Crockpot Steel Cut Oats

This has become a breakfast staple in our house. Because I am exceptionally lazy in the morning, we used to eat a lot of cold cereal. Too processed and too much sugar for our new diet. Dr. Oskin suggested steal cut oats because they are not processed like rolled oats, and have more nutrients. They take much longer to cook than quick oatmeal, so I've started putting them in the crockpot to cook overnight. And I make batches large enough to feed our family for a few days.

Recipe:

Crockpot Steel Cut Oats

Ingredients:

2 cups steel cut oats
7 cups liquid -- (I use about 3 cups of apple juice as a sweetener and 4 cups of water)
2 Tablespoons chia seeds
1 Tablespoon flax seeds

Instructions:

Mix all ingredients in a crockpot.
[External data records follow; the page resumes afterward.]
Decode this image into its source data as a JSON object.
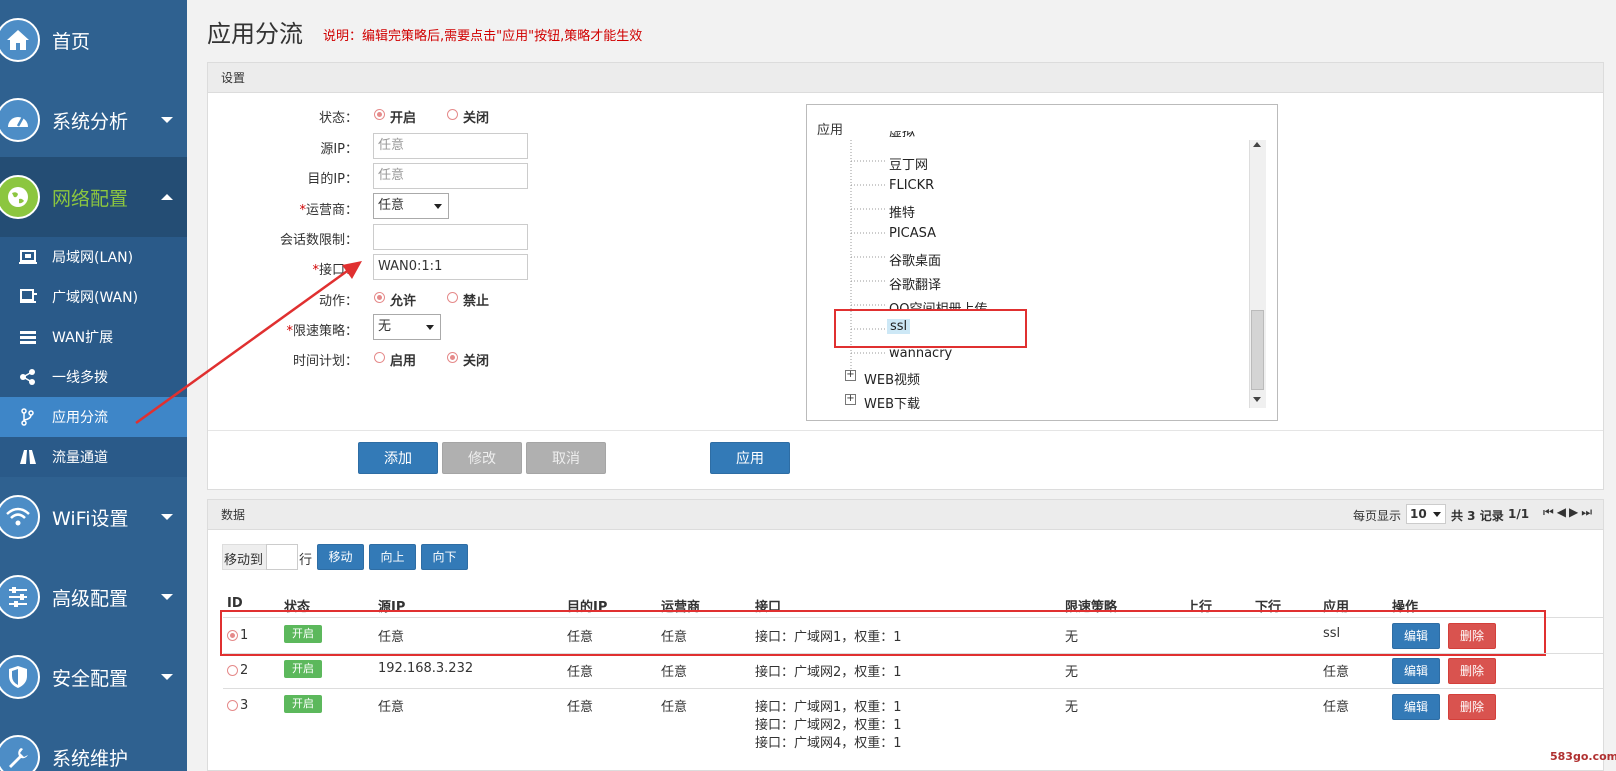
{
  "sidebar": {
    "main_items": [
      {
        "label": "首页",
        "icon": "home-icon"
      },
      {
        "label": "系统分析",
        "icon": "dashboard-icon"
      },
      {
        "label": "网络配置",
        "icon": "globe-icon"
      },
      {
        "label": "WiFi设置",
        "icon": "wifi-icon"
      },
      {
        "label": "高级配置",
        "icon": "sliders-icon"
      },
      {
        "label": "安全配置",
        "icon": "shield-icon"
      },
      {
        "label": "系统维护",
        "icon": "wrench-icon"
      }
    ],
    "sub_items": [
      {
        "label": "局域网(LAN)",
        "icon": "lan-icon"
      },
      {
        "label": "广域网(WAN)",
        "icon": "wan-icon"
      },
      {
        "label": "WAN扩展",
        "icon": "list-icon"
      },
      {
        "label": "一线多拨",
        "icon": "share-icon"
      },
      {
        "label": "应用分流",
        "icon": "branch-icon"
      },
      {
        "label": "流量通道",
        "icon": "road-icon"
      }
    ]
  },
  "header": {
    "title": "应用分流",
    "note": "说明：编辑完策略后,需要点击\"应用\"按钮,策略才能生效"
  },
  "settings": {
    "panel_title": "设置",
    "status_label": "状态：",
    "status_on": "开启",
    "status_off": "关闭",
    "src_ip_label": "源IP：",
    "src_ip_placeholder": "任意",
    "dst_ip_label": "目的IP：",
    "dst_ip_placeholder": "任意",
    "isp_label_req": "*",
    "isp_label": "运营商：",
    "isp_value": "任意",
    "session_label": "会话数限制：",
    "session_value": "",
    "iface_label_req": "*",
    "iface_label": "接口：",
    "iface_value": "WAN0:1:1",
    "action_label": "动作：",
    "action_allow": "允许",
    "action_deny": "禁止",
    "limit_label_req": "*",
    "limit_label": "限速策略：",
    "limit_value": "无",
    "schedule_label": "时间计划：",
    "schedule_on": "启用",
    "schedule_off": "关闭",
    "add_button": "添加",
    "modify_button": "修改",
    "cancel_button": "取消",
    "apply_button": "应用"
  },
  "app_tree": {
    "title": "应用",
    "items": [
      "虚拟",
      "豆丁网",
      "FLICKR",
      "推特",
      "PICASA",
      "谷歌桌面",
      "谷歌翻译",
      "QQ空间相册上传",
      "ssl",
      "wannacry"
    ],
    "groups": [
      "WEB视频",
      "WEB下载"
    ],
    "selected": "ssl"
  },
  "data_panel": {
    "title": "数据",
    "per_page_label": "每页显示",
    "per_page_value": "10",
    "total_text": "共 3 记录",
    "page_text": "1/1",
    "move_to_label": "移动到",
    "row_label": "行",
    "move_button": "移动",
    "up_button": "向上",
    "down_button": "向下",
    "columns": [
      "ID",
      "状态",
      "源IP",
      "目的IP",
      "运营商",
      "接口",
      "限速策略",
      "上行",
      "下行",
      "应用",
      "操作"
    ],
    "rows": [
      {
        "id": "1",
        "status": "开启",
        "src": "任意",
        "dst": "任意",
        "isp": "任意",
        "iface": [
          "接口：广域网1，权重：1"
        ],
        "limit": "无",
        "up": "",
        "down": "",
        "app": "ssl",
        "edit": "编辑",
        "delete": "删除"
      },
      {
        "id": "2",
        "status": "开启",
        "src": "192.168.3.232",
        "dst": "任意",
        "isp": "任意",
        "iface": [
          "接口：广域网2，权重：1"
        ],
        "limit": "无",
        "up": "",
        "down": "",
        "app": "任意",
        "edit": "编辑",
        "delete": "删除"
      },
      {
        "id": "3",
        "status": "开启",
        "src": "任意",
        "dst": "任意",
        "isp": "任意",
        "iface": [
          "接口：广域网1，权重：1",
          "接口：广域网2，权重：1",
          "接口：广域网4，权重：1"
        ],
        "limit": "无",
        "up": "",
        "down": "",
        "app": "任意",
        "edit": "编辑",
        "delete": "删除"
      }
    ]
  },
  "watermark": "583go.com",
  "colors": {
    "sidebar": "#2f6190",
    "active_green": "#8cc63f",
    "primary": "#337ab7",
    "danger": "#d9534f",
    "highlight": "#e03030"
  }
}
Cook on low heat 4-6 hours or overnight.

Optional mixins -- When I first started this, I thought the kids would like having extras mixed in. We tried different things including chopped apples, pears, dates, walnuts and raisins with mixed results. Finally, the kids told me they would just rather mix in whatever they choose when they are ready to eat it in the morning and that seems to make everyone happier. Dried fruit works really well. A little almond milk can be added to make a creamier texture.

Friday, January 1, 2016

What am I doing here??


My daughter (7) has been struggling with digestive issues for nearly a year. We've had countless tests done trying to find the cause and a solution, and so far, nothing.
Last month, we went to a new doctor, and he suggested a complete overhaul of her diet. I knew the changes wouldn't stick during the month of December, so we are starting the New Year with the WHOLE family eating this way. It won't work to have her eat something different from the rest of us, and it's healthier for all of us.


  • NO Sugar
  • NO Processed foods
  • NO Dairy
  • Very little animal products
    • Only 2-3 times per week, and one of those should be fish, if possible
  • LOTS of fruits and veggies, especially leafy greens
  • LOTS of nuts
  • LOTS of beans (the goal is at least 1 serving per day)
  • LOTS of whole grains



I am NOT calling this a Resolution because those never work. This is a lifestyle change that just happens to be happening at the beginning of the year.

This isn't an easy change for any of us - but especially the kids (including the biggest - the hubby). But, I know it will be for the best! 



I have always loved experimenting in the kitchen, and this new diet gives me lots of reason to try new things. I'm going to be posting the different recipes that we try. This is mostly for me to keep track of what we liked and what we didn't, and then remember the changes that I made to the original recipes. And, I thought that it might help someone else.